The inter-molecular force between molecules:

The inter-molecular force depends on how closely the molecules are situated in a substance. The inter-molecular force is maximum in solids, comparatively less in liquid than solid, and minimum or nearly negligible in gases.

The distance between the molecules

The space between the particles determines their inter-molecular force and rigidity. The space between the particles of solid is negligible they are tightly packed to each other, distance is a little observable in liquid whereas, it is very high in gases.

Sample Questions

Question 1: Mention some of the physical characteristics of matter.


  • The matter is made up of tiny particles or molecules.
  • The particles present in a matter show various types of motion.
  • The particles constantly try to attract each other due to inter-molecular force.
  • The inter-molecular distance decides their state.
  • Each matter can be converted from one form to another under suitable conditions.

Question 2: Why do substances change their state matter?


When a substance gains energy its the motion of molecules present in the substance fastens and more kinetic energy is produced by them and pushes the particles apart from one another due to which their state gets changed.

Question 3: Which state of matter has the maximum amount of kinetic energy?

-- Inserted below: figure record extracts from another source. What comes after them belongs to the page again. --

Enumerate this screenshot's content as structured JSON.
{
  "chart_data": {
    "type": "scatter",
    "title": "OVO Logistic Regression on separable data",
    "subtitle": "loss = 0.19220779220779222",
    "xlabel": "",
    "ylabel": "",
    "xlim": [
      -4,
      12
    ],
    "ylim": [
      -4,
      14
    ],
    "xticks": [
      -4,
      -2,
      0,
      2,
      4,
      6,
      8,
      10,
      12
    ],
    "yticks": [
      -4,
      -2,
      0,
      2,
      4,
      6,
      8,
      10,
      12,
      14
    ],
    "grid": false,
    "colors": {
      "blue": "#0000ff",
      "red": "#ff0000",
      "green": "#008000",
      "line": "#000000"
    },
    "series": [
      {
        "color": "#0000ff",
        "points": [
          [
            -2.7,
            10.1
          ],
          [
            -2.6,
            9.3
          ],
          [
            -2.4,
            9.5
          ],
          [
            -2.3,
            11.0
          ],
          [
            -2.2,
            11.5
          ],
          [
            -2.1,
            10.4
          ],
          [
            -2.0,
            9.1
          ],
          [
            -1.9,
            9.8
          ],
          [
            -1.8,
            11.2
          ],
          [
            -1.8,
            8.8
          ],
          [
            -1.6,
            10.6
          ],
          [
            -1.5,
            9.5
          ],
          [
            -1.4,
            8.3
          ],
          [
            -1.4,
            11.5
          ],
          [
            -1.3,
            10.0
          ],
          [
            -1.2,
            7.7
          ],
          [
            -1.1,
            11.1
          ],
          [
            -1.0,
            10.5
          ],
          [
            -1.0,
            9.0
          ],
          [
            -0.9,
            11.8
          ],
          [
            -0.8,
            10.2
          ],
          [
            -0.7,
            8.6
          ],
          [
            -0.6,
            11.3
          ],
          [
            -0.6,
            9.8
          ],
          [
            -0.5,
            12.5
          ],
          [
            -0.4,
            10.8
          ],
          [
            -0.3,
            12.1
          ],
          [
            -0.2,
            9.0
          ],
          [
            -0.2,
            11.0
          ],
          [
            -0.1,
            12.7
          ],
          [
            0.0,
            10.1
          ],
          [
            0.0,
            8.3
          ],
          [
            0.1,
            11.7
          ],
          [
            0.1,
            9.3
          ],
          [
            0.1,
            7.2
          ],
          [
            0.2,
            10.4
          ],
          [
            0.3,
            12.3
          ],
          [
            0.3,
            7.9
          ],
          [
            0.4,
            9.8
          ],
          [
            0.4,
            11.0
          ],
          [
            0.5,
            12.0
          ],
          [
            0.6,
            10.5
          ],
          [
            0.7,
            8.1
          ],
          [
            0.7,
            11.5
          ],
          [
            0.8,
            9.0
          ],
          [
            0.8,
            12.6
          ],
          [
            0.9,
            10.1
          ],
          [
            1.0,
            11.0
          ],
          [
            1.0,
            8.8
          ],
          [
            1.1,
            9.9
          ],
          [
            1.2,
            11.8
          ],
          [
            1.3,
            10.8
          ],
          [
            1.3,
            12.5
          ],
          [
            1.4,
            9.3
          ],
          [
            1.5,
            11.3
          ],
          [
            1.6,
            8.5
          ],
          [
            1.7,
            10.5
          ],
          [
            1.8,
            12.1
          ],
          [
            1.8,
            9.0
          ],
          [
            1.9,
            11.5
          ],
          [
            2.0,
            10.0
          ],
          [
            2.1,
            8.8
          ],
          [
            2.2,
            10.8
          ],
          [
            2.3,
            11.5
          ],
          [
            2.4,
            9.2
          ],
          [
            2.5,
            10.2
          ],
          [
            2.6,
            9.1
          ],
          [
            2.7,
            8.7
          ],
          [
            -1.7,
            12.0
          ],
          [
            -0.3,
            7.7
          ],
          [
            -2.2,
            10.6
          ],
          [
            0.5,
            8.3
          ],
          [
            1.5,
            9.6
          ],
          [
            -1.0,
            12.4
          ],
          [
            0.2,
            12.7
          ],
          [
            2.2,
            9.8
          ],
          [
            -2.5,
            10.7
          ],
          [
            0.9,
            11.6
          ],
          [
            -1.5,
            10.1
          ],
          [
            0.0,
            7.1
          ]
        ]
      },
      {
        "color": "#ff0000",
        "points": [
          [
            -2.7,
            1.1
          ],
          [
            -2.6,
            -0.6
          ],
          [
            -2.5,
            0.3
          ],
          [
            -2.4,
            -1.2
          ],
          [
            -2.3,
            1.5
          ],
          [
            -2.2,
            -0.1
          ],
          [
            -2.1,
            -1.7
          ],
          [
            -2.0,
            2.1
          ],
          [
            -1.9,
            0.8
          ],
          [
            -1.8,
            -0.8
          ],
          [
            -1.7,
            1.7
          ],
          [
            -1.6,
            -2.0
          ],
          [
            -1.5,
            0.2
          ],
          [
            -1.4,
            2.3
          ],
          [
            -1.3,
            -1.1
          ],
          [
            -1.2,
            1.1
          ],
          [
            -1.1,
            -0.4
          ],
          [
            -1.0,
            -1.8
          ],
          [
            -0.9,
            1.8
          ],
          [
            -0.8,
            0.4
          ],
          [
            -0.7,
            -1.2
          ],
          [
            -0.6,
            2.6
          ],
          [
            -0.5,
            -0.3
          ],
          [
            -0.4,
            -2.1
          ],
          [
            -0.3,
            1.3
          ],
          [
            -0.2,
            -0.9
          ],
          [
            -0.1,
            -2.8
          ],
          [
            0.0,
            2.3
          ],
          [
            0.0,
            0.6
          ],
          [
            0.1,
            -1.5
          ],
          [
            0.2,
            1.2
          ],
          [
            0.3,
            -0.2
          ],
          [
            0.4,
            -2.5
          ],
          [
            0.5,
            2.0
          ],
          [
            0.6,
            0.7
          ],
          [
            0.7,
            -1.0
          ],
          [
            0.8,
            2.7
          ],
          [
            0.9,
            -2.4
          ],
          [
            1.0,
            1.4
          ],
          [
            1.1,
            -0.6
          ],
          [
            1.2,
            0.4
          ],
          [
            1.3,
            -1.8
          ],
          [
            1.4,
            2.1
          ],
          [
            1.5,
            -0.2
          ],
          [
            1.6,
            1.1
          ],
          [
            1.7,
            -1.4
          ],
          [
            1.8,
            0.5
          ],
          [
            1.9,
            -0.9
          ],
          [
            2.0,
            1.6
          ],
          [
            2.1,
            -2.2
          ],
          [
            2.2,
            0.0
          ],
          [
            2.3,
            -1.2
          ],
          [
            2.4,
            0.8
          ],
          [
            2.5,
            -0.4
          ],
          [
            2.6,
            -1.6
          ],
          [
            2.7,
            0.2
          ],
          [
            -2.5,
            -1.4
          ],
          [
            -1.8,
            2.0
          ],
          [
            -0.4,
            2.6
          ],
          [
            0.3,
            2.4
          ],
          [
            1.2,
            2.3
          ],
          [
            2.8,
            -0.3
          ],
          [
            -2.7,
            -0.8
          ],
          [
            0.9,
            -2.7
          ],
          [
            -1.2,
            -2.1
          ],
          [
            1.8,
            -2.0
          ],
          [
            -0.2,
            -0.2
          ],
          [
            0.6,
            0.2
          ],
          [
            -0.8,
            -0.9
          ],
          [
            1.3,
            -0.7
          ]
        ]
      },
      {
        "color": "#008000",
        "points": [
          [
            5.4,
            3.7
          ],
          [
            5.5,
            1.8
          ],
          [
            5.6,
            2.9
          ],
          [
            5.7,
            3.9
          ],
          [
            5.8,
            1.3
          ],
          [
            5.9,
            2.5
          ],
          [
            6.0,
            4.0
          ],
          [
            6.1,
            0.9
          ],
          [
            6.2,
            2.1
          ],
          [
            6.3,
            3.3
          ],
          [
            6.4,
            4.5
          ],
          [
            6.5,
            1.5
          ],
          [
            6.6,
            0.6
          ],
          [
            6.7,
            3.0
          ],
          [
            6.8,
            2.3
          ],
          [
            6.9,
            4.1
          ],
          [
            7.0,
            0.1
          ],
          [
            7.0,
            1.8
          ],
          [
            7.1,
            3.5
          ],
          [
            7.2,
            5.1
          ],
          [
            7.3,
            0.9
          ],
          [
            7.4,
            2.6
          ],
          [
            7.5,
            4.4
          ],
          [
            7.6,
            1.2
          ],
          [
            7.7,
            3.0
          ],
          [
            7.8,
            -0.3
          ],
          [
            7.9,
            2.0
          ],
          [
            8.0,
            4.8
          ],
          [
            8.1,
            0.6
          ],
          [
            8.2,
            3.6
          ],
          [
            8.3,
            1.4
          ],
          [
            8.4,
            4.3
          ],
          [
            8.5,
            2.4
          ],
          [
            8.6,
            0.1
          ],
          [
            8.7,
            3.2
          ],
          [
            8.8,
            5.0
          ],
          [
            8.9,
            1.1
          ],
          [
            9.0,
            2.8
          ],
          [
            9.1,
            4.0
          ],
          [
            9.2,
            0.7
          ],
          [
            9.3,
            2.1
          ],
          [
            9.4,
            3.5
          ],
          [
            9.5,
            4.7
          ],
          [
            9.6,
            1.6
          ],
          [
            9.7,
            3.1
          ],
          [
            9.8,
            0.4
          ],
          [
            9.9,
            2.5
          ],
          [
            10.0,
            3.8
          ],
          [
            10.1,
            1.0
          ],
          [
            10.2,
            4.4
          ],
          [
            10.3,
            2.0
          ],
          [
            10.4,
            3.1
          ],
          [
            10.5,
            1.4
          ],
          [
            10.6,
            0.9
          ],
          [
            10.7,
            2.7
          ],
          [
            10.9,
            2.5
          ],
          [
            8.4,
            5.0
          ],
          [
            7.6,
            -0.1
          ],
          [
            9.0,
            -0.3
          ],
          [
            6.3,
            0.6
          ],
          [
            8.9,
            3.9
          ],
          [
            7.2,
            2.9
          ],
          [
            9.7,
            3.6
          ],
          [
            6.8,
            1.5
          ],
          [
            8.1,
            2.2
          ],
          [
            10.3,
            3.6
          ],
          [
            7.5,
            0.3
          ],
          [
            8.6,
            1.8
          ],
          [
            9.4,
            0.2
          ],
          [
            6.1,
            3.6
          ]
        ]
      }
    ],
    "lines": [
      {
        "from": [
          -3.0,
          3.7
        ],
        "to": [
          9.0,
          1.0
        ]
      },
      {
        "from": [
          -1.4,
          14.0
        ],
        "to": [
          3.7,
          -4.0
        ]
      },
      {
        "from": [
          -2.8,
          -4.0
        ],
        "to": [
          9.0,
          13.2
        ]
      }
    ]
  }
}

The gas particles have the maximum amount of kinetic energy relative to solid and liquid because the particles are set apart from each other which allows them free motion.

Question 4: What state of matter particles have the least energy?


Solid particles have the least amount of relative energy as the particles of solid are tightly packed to each other which does not allow different motions of the particle.

Question 5: What makes each state of matter different from the other?


The composition of particles makes each state of matter different. As the solid consists of tightly packed molecules, molecules in the liquid are fairly separated from each other, while molecules in a gas are loosely fitted apart from each other.

Question 6: Why do gases completely fill the vessel they are kept in?


The particles of gases are loosely placed and can move freely. Hence, as they have greater space in between the molecules they try to completely fill the vessel.

Question 7: Although solids are slightly compressible or rigid sponges can be compressed easily, why?


A sponge although being a solid has minute pores in it which traps a sufficient amount of air. While compressing the air is exhaled out from the pores and it gets compressed easily.